There is no truth except in relation

The Luminaries

The Luminaries
by Eleanor Catton

I’m a bit bemused why this won the Booker Prize. It’s not by any means a bad book, but less than a week after finishing it I’m finding it’s not really stayed with me, and nothing about it felt particularly standout. Except perhaps its size. That’s pretty noticeable.

This is a historical mystery novel with a broad cast of characters (and you know there’s a lot of people to keep track of when a book begins with a character list) who inhabit the New Zealand coastal town of Hokitika during the 1860s. The story opens with the arrival of Mr Walter Moody, come to make his fortune on the nearby goldfields. On his first night in town he stumbles on a secret meeting of 12 men who are trying to get to the bottom of a series of mysterious events that occurred two weeks previously: a prostitute attempted suicide (or did she?), a wealthy (and well-liked) man vanished and a drunken hermit was found dead with a fortune hidden in his home. Moody finds that by chance he has some information that may be pertinent to the gathered men, so they all tell their stories in turn. Or rather their snippets of the same story, because it becomes clear that they are each part of a large jigsaw puzzle that must be reassembled.

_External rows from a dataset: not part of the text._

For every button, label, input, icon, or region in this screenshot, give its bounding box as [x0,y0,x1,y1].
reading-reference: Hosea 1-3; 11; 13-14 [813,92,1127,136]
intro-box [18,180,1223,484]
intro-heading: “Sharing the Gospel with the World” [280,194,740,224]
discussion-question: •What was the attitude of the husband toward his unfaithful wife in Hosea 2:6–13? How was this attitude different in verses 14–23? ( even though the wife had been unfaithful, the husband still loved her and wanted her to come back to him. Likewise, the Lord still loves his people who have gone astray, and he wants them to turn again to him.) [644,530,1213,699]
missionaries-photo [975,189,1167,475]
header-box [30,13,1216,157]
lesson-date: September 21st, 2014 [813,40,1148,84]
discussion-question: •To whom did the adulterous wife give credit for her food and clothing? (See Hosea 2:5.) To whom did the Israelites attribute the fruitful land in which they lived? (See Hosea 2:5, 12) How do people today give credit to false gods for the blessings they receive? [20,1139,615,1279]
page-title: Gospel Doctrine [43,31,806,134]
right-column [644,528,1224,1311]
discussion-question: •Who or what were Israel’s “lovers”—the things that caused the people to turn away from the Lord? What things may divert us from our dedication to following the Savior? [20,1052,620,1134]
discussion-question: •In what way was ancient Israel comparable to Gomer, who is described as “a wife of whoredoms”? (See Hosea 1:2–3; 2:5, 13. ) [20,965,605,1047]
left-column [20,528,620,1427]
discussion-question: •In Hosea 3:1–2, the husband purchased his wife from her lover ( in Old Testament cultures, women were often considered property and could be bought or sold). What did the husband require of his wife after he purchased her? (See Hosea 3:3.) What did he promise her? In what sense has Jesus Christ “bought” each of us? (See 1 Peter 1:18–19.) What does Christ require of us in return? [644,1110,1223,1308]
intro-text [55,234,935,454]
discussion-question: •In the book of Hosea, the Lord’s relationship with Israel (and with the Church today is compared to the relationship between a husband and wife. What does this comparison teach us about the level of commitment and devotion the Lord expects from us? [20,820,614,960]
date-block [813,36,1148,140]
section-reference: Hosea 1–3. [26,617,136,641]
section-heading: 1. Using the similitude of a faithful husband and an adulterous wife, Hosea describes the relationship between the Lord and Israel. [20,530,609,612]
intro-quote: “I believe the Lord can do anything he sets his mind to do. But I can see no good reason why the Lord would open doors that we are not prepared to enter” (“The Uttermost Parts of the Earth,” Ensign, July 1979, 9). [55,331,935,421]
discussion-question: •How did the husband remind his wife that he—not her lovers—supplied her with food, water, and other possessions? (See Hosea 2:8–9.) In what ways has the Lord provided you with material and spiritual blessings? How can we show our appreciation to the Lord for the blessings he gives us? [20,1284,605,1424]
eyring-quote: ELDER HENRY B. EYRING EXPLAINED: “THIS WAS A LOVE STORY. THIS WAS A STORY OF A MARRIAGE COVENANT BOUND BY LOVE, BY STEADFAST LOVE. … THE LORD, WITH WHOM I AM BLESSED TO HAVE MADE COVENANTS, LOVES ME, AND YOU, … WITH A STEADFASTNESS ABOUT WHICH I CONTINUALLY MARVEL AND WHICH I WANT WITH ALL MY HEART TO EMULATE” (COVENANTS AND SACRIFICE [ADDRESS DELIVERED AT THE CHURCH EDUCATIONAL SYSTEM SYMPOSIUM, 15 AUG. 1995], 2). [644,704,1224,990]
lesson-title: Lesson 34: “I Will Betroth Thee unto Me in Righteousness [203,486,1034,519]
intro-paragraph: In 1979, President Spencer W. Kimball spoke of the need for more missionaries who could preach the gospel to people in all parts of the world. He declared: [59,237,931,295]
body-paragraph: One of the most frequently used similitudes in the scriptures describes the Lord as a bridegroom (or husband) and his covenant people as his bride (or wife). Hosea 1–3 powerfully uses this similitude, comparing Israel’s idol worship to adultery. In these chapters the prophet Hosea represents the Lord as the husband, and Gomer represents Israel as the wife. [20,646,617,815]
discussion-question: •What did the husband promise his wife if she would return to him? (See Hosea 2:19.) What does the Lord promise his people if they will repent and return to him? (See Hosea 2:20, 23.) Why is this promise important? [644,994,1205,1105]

“Unconfirmed suspicion tends, over time, to become wilful, fallacious, and prey to the vicissitudes of mood – it acquires all the qualities of common superstition – and the men of the Crown Hotel, whose nexus of allegiance is stitched, after all, in the bright thread of time and motion, have, like all men, no immunity to influence.”

That’s part one, which is 360 pages long – partly because every new character is described in great detail, or at least their physical appearance and temperament are. But that length also comes from the same story effectively being told multiple times from different perspectives, with different details added or assumptions made that are later proved wrong. It’s an interesting way to tell a story, if sometimes confusing, and I think I was a little disappointed that the rest of the novel didn’t follow quite the same style.

From part two the story moves more conventionally forward and then eventually backward in time, much like a detective novel, following the characters trying to unravel the mysteries and then going back to reveal what actually happened. It’s no surprise that all of the odd events are linked together, but figuring out how and why is genuinely intriguing and enjoyable enough to keep me reading without feeling burdened by the book’s 832 pages (except for the occasional sore arm from holding all that size and weight – this is definitely a good argument for the e-book).

“[This] only showed, Moody thought, that a man ought never to trust another man’s evaluation of a third man’s disposition. For human temperament was a volatile compound of perception and circumstance.”

So if it wasn’t the book’s size or the plot that left me unsatisfied, what was it? One thing is that I didn’t really get the book’s main narrative device – the plural narrative voice (as in, the story is told by “we”, not that different narrators take turns). I wasn’t sure who these voices were supposed to be, though I did get a sense they were somehow linked to star signs and astrology, which also pop up at the start of each section. It’s a shame because I quite like the idea of a chorus, like in an old play, but it just didn’t quite work for me. Possibly because I was put off by the astrology references. This is a personal prejudice, but I did think that the astrology didn’t strongly relate to the rest of the story and felt out of place. (It does actually come up as a plot point that’s probably meant to be really important, but I felt could easily have been dropped without affecting the rest of the story at all, so that’s not really key at all, is it?)

“When we looked upon Man, we sought to fix him: we mourned his failures and measured his gifts…But there is no truth except in relation, and heavenly relation is composed of wheels in motion, tilting axes, turning dials; it is a clockwork orchestration that alters every minute, never repeating, never still. We are no longer sheltered in a cloistered reminiscence of the past. We now look outward, through the phantasm of our own convictions.”

I did like the little summary at the start of each chapter, which reminded me a lot of Henry Fielding’s Tom Jones, including the tongue-in-cheek sense of humour with which they are written. And I liked the variety of people, both in terms of nationalities and personalities. But that very plurality also meant that there was no psychological insight into any people or events. It’s a personal preference, I know, but I like to get under someone’s skin in my reading, rather than be held at arm’s length.

Have you read this? What did you think of it?

Published 2013 by Granta.
Winner of the 2013 Man Booker Prize.